Es también esa seguridad, y mucho arte, los que hay que tener para encadenar un himno tranquilo como 'The River', un arrebato de soul ochentero y bailongo, congas incluidas, como es 'Nightshift', la canción de los Commodores que se ha convertido en una de sus versiones favoritas, y un largo parlamento sobre sus inicios en la música y los compañeros que se han ido quedando en el camino ("la pena es el precio que se paga por querer bien", dice) que conduce a una emocionante 'Last Man Standing'. Pero que no haya bajón, que la fiesta continúa: 'Because the Night', de su amiga Patti Smith, 'Wrecking Ball' y 'Badlands' ponen a dar botes a los 57.000 espectadores del Metropolitano, aunque ya no al cantante, que ahora es abuelo y se maneja con paseos más lentos. Después, una 'Thunder Road' en la que se hace evidente cómo la edad le ha ido aclarando la voz al maestro, pero que no ha perdido ni un ápice de emoción en los casi 50 años que lleva siendo una de sus canciones-estandarte, es la guinda para una primera parte que deja el concierto a la temperatura perfecta para que llegue la discoteca que será la propina.

Y ya se sabe que esas propinas, en el caso de Bruce, son más que generosas. Así que el show pareciera volver a empezar de nuevo, pero sin dar tiempo a nada, sin ningún tipo de hueco o bache que pueda hacer que bajen las pulsaciones. Sin tiempo siquiera para acercarse al baño, y eso que el estado de las próstatas en un concierto de público fundamentalmente maduro harían aquí más procedentes algunos pañales que en el concierto de Taylor Swift. 'Land of Hope and Dreams', 'Born to Run', 'Bobby Jean', 'Dancing In The Dark' y 'Tenth Avenue Freeze Out'... se suceden en una discoteca rock en la que no falta el 'Twist and Shout' que popularizaron los Beatles. Es una sección que solo se ve manchada por un incomprensible exceso de luz durante un tramo demasiado prolongado. Quizá porque el anfitrión de esta fiesta quiere ver bien cómo bailan juntos abuelos, padres e hijos, cómo se emocionan codo con codo votantes de Vox y de Podemos en esa gran fiesta democrática que es un concierto de Springsteen, el tipo capaz de embelesar a todo el mundo, incluso a quienes odian el rock.

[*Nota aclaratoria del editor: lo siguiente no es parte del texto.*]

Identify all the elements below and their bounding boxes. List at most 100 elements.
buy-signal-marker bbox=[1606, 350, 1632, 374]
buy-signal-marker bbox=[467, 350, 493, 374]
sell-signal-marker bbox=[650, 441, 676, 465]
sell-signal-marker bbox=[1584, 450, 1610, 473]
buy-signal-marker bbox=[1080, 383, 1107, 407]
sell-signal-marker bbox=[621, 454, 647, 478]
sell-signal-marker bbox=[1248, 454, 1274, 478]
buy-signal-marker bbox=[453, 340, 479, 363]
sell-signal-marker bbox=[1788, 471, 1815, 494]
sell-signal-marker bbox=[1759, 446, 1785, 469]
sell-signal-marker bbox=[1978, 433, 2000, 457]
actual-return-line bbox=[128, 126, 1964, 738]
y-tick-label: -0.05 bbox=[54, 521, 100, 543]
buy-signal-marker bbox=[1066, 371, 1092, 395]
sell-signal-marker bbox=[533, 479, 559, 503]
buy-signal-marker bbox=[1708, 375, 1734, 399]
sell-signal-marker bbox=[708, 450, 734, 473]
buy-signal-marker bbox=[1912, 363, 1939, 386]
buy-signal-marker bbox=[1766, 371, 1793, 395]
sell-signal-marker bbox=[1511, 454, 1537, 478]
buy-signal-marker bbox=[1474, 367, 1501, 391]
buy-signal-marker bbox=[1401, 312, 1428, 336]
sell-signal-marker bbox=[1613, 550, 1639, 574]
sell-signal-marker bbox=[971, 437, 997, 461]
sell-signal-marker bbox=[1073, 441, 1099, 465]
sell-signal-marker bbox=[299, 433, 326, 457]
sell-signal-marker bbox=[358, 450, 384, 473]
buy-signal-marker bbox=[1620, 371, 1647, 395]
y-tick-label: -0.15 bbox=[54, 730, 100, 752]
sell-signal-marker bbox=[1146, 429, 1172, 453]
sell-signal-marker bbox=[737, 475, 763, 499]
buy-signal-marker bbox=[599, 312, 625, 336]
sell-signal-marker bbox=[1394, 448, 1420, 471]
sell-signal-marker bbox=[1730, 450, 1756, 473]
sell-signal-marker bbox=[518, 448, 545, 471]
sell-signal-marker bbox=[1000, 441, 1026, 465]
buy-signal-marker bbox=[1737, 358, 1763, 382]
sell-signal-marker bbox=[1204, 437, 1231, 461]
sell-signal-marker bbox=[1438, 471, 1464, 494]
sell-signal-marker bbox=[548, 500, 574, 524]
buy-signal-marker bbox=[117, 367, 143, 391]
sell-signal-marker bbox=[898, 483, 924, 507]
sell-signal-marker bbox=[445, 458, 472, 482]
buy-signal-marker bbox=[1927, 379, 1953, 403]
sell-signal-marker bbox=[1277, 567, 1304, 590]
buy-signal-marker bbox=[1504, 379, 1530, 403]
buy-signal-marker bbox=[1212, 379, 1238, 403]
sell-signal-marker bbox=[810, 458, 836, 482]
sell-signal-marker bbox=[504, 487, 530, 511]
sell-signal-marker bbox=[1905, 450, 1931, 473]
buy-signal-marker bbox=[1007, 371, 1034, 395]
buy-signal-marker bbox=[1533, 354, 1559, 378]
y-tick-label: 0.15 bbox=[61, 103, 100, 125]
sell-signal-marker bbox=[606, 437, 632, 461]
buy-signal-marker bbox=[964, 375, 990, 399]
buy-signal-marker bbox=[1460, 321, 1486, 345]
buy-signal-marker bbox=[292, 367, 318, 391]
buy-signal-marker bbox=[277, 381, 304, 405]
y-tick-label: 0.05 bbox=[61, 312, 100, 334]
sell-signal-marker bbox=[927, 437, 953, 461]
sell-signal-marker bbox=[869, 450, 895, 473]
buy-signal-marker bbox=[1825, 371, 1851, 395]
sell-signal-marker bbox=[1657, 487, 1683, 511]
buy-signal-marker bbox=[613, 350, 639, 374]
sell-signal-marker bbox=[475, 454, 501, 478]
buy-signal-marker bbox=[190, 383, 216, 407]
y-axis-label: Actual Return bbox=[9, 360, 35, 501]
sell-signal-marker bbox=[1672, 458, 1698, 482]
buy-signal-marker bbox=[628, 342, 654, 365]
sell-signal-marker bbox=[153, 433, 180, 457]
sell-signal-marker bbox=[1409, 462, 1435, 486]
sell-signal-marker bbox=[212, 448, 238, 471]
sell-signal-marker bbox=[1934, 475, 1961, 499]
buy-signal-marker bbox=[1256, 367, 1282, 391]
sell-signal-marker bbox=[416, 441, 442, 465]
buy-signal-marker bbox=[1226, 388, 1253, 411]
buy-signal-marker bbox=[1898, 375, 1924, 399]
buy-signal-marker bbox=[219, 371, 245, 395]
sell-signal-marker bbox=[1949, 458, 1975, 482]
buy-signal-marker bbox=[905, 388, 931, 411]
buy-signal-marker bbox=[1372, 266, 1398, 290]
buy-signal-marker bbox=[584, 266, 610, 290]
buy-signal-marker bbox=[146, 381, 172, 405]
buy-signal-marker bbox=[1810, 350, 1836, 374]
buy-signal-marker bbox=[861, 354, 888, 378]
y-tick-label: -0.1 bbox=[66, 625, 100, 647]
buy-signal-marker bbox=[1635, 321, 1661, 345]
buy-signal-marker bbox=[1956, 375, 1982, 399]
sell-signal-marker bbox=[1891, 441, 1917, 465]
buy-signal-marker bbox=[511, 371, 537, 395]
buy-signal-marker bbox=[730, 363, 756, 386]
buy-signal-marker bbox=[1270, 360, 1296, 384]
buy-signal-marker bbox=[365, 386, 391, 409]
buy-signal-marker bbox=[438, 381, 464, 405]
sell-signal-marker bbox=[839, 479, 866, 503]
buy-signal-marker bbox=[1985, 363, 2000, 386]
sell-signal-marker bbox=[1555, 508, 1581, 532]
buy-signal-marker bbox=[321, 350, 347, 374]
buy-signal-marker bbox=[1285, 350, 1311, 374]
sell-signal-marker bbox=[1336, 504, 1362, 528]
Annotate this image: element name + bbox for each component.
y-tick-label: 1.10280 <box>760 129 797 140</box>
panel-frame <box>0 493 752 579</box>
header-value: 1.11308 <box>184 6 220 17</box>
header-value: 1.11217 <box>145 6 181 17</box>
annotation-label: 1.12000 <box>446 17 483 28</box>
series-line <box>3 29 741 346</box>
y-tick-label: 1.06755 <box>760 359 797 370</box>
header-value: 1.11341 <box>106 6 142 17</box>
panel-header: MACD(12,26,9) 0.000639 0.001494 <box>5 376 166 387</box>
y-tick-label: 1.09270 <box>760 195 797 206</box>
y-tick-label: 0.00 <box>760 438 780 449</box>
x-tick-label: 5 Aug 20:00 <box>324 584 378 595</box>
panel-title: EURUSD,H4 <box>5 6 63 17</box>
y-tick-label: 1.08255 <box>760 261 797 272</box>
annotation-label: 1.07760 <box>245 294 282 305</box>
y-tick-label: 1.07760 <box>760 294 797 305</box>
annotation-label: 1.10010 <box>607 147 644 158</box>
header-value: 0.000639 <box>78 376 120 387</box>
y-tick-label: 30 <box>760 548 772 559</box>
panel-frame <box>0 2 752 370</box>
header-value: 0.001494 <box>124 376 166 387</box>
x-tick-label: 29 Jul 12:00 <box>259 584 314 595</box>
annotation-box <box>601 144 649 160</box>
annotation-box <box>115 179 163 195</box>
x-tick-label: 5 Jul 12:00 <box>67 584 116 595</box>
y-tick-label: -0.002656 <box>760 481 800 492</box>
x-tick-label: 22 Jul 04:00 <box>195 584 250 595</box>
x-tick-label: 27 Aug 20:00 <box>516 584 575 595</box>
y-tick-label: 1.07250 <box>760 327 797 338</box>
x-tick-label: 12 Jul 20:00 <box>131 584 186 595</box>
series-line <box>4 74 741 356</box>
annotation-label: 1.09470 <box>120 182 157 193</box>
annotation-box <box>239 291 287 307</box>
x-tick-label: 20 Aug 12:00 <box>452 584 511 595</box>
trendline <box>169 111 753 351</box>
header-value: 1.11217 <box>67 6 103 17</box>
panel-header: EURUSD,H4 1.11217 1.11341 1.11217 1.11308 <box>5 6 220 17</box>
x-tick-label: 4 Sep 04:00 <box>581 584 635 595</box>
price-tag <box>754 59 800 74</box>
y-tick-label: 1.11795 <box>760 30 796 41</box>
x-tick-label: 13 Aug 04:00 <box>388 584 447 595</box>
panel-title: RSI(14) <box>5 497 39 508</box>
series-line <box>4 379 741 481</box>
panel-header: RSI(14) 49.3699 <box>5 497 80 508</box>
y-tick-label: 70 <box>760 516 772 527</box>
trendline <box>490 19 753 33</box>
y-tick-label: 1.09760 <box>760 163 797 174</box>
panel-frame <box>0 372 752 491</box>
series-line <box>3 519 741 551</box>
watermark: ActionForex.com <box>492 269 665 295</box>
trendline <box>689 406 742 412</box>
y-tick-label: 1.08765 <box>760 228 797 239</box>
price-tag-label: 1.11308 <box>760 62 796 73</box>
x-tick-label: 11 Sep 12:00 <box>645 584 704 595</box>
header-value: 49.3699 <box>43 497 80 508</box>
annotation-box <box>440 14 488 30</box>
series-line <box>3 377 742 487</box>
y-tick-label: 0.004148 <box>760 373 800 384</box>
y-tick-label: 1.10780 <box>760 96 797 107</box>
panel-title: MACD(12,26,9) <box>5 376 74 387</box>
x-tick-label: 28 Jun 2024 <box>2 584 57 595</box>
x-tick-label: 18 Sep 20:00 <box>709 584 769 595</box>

Cuando llega el final, solo con su guitarra, de nuevo a oscuras, cantando 'I’ll See You in My Dreams', el hechizo está hecho una vez más. Le quedan dos fechas para volver a realizarlo en la capital, y lo hará, como también lo hará en Barcelona. Porque si hay algo que se pueda decir del genio de Freehold a estas alturas es que, al menos en lo que toca a la experiencia-concierto, es tan infalible como lo es Dios para quienes creen en él.